歯周病

歯周病とは

歯周病は進行すると怖い病気

歯周病とは、歯周病原菌によって引き起こされる感染症で、歯の周囲の歯肉や骨などに病原菌が感染し炎症を起こし、歯を支えている組織を破壊していく病気です。
歯周病と言っても、程度によって症状は大きく異なります。
初期では「歯肉炎」といわれ、その段階では歯の周囲の歯肉が炎症を起こして少し腫れたり、歯を磨くと血が出る程度ですが、進行して「重度の歯周炎」になると、炎症は歯肉だけにとどまらず、その奥にある歯の周囲の靭帯や骨をも破壊して、歯の存在自体を脅かしていきます。
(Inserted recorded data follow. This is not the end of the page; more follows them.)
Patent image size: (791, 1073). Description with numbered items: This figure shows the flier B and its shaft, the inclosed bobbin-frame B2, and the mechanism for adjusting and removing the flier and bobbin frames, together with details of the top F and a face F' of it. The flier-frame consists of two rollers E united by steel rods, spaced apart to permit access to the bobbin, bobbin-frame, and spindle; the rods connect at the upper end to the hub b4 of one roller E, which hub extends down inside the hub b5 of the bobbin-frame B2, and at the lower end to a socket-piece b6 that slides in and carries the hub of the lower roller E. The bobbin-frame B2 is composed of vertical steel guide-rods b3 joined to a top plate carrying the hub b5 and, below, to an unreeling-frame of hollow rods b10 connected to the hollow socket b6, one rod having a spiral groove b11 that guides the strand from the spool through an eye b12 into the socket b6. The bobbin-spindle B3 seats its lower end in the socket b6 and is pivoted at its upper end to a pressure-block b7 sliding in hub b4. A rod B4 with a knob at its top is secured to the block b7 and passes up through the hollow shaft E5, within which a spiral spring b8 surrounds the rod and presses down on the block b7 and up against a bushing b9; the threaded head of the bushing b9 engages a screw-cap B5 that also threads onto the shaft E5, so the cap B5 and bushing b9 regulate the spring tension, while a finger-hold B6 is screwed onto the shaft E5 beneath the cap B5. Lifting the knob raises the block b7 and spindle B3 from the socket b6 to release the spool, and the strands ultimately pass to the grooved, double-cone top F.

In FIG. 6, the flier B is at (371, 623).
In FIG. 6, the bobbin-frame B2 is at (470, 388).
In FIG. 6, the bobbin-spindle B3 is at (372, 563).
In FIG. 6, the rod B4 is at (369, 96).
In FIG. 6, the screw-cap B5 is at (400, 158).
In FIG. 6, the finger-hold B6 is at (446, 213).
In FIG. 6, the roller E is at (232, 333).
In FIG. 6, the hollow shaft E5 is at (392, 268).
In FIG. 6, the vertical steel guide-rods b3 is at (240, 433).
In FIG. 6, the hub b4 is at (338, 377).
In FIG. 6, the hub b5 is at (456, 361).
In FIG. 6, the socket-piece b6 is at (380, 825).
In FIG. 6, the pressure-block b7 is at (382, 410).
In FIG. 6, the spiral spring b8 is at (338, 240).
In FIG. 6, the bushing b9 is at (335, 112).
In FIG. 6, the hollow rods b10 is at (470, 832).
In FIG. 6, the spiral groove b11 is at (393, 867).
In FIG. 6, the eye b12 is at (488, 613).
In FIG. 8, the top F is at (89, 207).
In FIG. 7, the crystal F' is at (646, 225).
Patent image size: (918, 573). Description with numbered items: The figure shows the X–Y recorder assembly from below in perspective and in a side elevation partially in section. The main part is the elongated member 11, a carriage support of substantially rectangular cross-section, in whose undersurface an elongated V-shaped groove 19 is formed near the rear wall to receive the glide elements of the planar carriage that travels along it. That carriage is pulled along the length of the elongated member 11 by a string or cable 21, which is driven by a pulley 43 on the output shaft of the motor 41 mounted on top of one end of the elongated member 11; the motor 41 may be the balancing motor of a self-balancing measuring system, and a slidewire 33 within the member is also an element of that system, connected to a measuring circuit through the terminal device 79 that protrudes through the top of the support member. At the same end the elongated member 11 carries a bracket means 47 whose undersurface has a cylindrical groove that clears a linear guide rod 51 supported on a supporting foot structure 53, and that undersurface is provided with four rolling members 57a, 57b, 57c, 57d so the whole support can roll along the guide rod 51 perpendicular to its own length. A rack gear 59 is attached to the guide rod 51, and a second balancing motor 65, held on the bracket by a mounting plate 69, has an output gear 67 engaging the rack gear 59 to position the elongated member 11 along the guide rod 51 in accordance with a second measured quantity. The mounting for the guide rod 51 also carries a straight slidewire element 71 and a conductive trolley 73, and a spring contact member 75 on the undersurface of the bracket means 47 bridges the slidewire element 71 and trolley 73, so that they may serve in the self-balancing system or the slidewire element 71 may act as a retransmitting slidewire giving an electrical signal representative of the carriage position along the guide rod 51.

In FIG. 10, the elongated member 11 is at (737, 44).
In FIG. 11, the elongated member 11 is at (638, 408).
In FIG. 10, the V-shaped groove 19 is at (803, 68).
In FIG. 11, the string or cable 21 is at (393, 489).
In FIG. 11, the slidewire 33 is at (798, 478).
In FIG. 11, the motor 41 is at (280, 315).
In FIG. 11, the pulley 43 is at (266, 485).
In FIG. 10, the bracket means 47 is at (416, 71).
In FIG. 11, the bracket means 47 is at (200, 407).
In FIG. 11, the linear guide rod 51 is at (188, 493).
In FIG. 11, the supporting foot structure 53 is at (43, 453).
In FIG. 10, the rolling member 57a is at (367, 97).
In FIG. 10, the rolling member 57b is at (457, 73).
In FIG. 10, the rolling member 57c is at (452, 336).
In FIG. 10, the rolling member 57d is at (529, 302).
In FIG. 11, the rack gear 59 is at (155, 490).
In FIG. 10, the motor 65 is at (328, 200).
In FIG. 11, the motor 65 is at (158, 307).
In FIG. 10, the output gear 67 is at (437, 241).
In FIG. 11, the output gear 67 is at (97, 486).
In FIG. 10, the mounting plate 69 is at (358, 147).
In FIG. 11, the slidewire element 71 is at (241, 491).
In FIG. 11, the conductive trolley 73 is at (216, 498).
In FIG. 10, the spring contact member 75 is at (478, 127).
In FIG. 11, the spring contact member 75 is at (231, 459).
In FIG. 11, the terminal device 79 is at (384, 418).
歯周病は進行すると歯を失うことになるため、それだけでも十分怖い病気です。
しかし、歯周病の怖さは実はそれだけではありません。
歯周病原菌は歯肉の毛細血管から侵入して、血管を通って身体中に広がっていきます。
口の中の病原菌が、歯ぐきの処置後約90秒後に、右腕の静脈から出てきたという実験データがあるほどです。
つまり、歯周病は全身的な病気と深い関わりがある、命に関わる可能性があるということです。
例えば次のような病気との関連が報告されています。

心臓疾患・脳梗塞
血菅の中に入り込んだ歯周病原菌の影響により血管の中に血栓を作り、それが元で心筋梗塞や狭心症のような心臓疾患や脳梗塞を起こしやすくなります。
糖尿病
糖尿病と歯周病との関連は深く、糖尿病の人は歯周病が重症化しやすいと同時に、歯周病が原因で糖尿病を起こしやすくなることもわかっています。
現在糖尿病学会では、糖尿病と診断された、あるいは糖尿病予備軍の方にはまず、歯科で歯周病の検査、治療をするように勧めています。
実際、歯周病の治療を行うと血糖値が安定するということが多く報告されています。
誤嚥性肺炎
加齢、老化現象により舌や口腔筋の反射機能が落ちると、唾液と一緒に口の中の歯周病菌を肺の中へ飲み込んでしまい、肺炎を起こして非常に危険な状態になり、死に至ることがあります。
早産・低体重児出産
妊娠すると歯周病になりやすくなります。
それは、女性ホルモンが大きく関わってくるといわれており、特にエストロゲンという女性ホルモンがある種の歯周病原細菌の増殖を促すこと、また、歯肉を形作る細胞がそのエストロゲンの標的となり歯肉が悪化していき、歯周病が悪化していきます。
中等度、重度の歯周病にかかっている妊婦は早産や低体重児出産を起こしやすくなることがわかっています。
その危険度は、タバコやアルコールによるリスクよりも7倍高いとされています。
消化器系疾患
歯周病原細菌の中はピロリ菌と共通する抗原(菌体の一部分)を持っているものがあり、胃炎や、胃潰瘍、胃がんの原因となる可能性があります。
関節リウマチ
歯周病原細菌が血管を通って関節の内部へ入り込み、炎症を起こして関節リウマチを引き起こす可能性があります。
人工関節を入れている人が歯周病になると、人工関節の周りに歯周病原細菌が病巣を作って炎症が起こり、人工関節を取り除かなくてはいけなくなります。

歯を失う原因のトップは歯周病

2018年11月「第2回永久歯の抜歯原因調査報告書」(財)8020推進財団調べ

  1. 歯周病(37.1%)
  2. むし歯(29.2%)
  3. 歯根破折(17.8%)
  4. その他(7.6%)
  5. 埋伏歯(親知らず)(5.0%)
  6. 矯正治療のため(1.9%)

現在ではよく知られていますが、国民の成人のほとんど(8割)が歯周病にかかっている、またはその予備軍だと言われており、統計学的にも、歯を失う原因のトップはこの歯周病が占めています。歯周病を引き起こす細菌は複数確認されており、歯周病を起こしている主な細菌がどの細菌かによっても歯周病の進行の仕方や病状が異なってきます。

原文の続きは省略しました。